Rodney Eason, CEO
Often, I am asked, “What is your favorite plant?” My response is usually along the lines of, “Well, it depends on the day and which plant I looked at last.”
I enjoy all plants (even poison ivy from a distance, with its amazing fall colors) but if I had to pick my top summer plants, dahlias would be on the list. Giant and brightly colored, these fleshy, hollow-stemmed annuals are the perfect garden antidote to our five-month-long Maine winters. Strategically planted at the Preserve’s Thuya and Abby Aldrich Rockefeller Gardens, dahlias erupt through the borders in late summer with their saucer-sized flowers commanding the attention that they deserve.
I am always on the lookout for things that are new and different so when a tall, simple-flowered dahlia emerged within the Abby Garden borders, it piqued my interest. Compared to en vogue dahlias like the three- to four-foot tall ‘Café au Lait’ with their eight-inch dinner-plate sized blossoms, this unique species, Dahlia sorensensii, is around three inches in diameter while flowering at six to eight feet in height.
D. sorensenii or Sorensen’s dahlia, is a relatively new species, first described in 1997 by European botanists Hans Hansen and Jens Hjerting.

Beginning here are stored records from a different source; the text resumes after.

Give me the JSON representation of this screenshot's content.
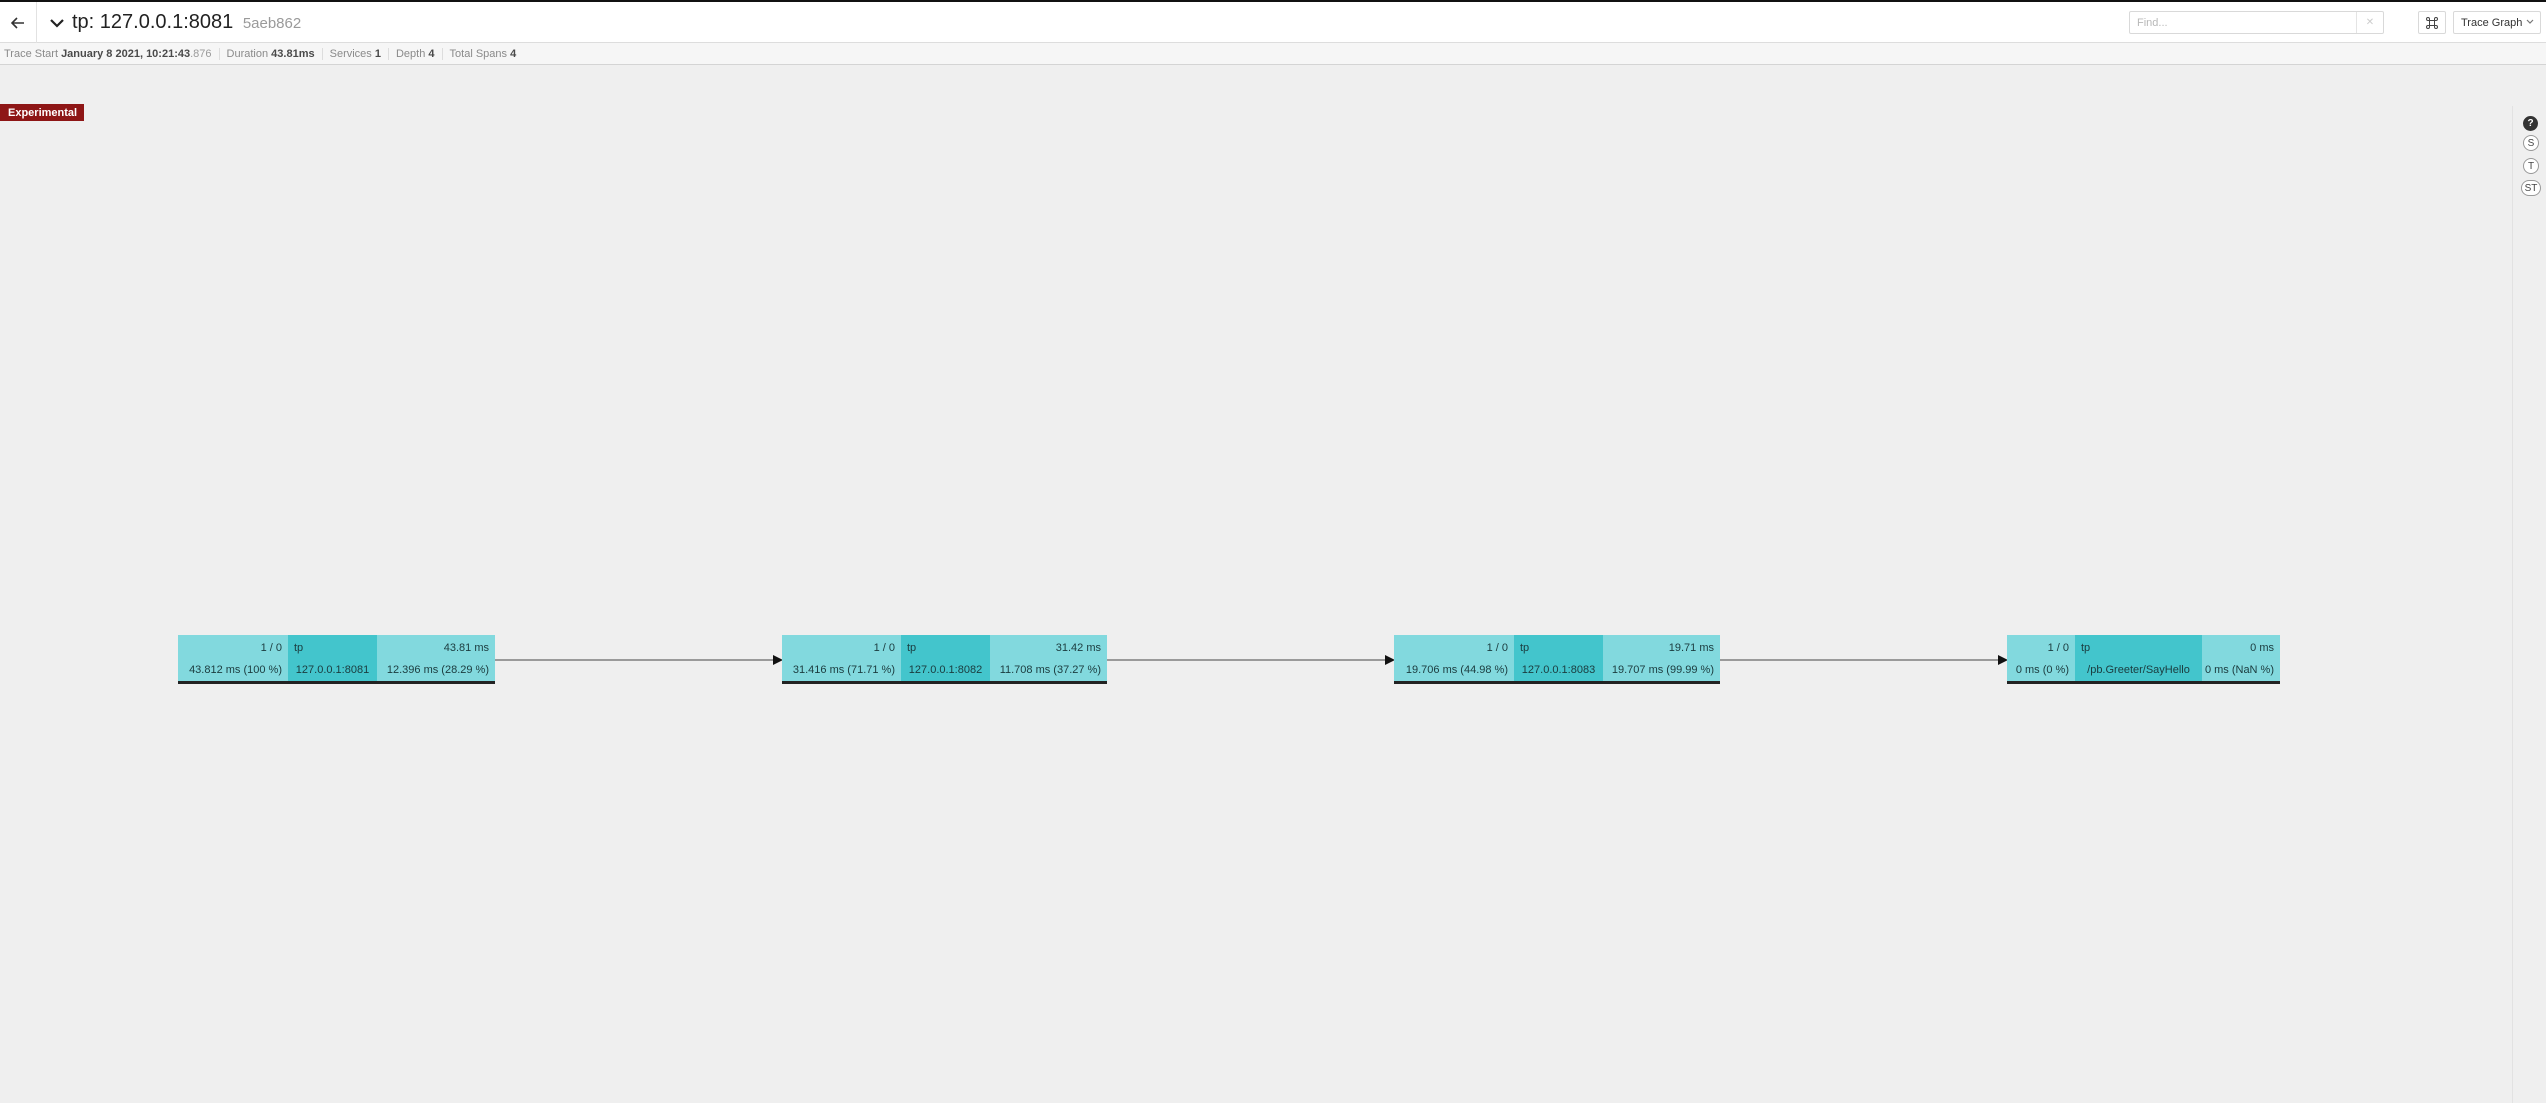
{
  "header": {
    "trace_name": "tp: 127.0.0.1:8081",
    "trace_id": "5aeb862",
    "find_placeholder": "Find...",
    "find_clear": "✕",
    "view_mode": "Trace Graph"
  },
  "meta": {
    "trace_start_label": "Trace Start",
    "trace_start_value": "January 8 2021, 10:21:43",
    "trace_start_ms": ".876",
    "duration_label": "Duration",
    "duration_value": "43.81ms",
    "services_label": "Services",
    "services_value": "1",
    "depth_label": "Depth",
    "depth_value": "4",
    "total_spans_label": "Total Spans",
    "total_spans_value": "4"
  },
  "badge": "Experimental",
  "rail": {
    "help": "?",
    "s": "S",
    "t": "T",
    "st": "ST"
  },
  "nodes": [
    {
      "count": "1 / 0",
      "service": "tp",
      "operation": "127.0.0.1:8081",
      "total": "43.81 ms",
      "self_time": "43.812 ms (100 %)",
      "child_time": "12.396 ms (28.29 %)"
    },
    {
      "count": "1 / 0",
      "service": "tp",
      "operation": "127.0.0.1:8082",
      "total": "31.42 ms",
      "self_time": "31.416 ms (71.71 %)",
      "child_time": "11.708 ms (37.27 %)"
    },
    {
      "count": "1 / 0",
      "service": "tp",
      "operation": "127.0.0.1:8083",
      "total": "19.71 ms",
      "self_time": "19.706 ms (44.98 %)",
      "child_time": "19.707 ms (99.99 %)"
    },
    {
      "count": "1 / 0",
      "service": "tp",
      "operation": "/pb.Greeter/SayHello",
      "total": "0 ms",
      "self_time": "0 ms (0 %)",
      "child_time": "0 ms (NaN %)"
    }
  ],
  "colors": {
    "node_light": "#82d9de",
    "node_dark": "#43c5cc",
    "badge_red": "#8e1616"
  }
}
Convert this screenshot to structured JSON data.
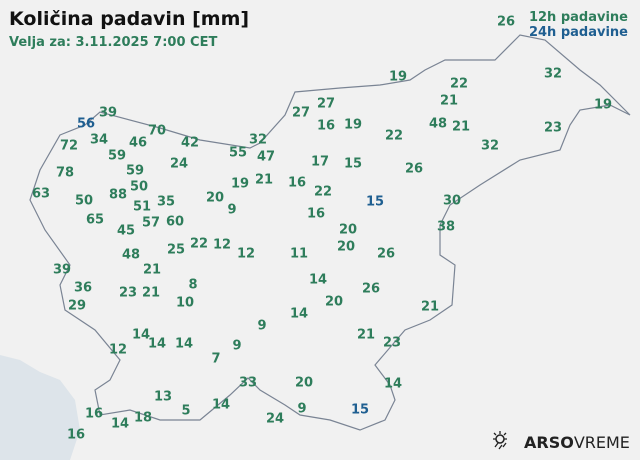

They named this pink-flowering beauty after the noted dahlia expert, Dr. Paul Sorensen, a retired professor at Northern Illinois University. Dr. Sorensen wrote a monograph, or exhaustive description, on the genus Dahlia.
I love how our wonderfully talented team of garden designers and gardeners can tuck a more subtle flower, like Sorensen’s dahlia, into the billowy borders of the Abby Garden and make it flow with the rest of the garden’s composition.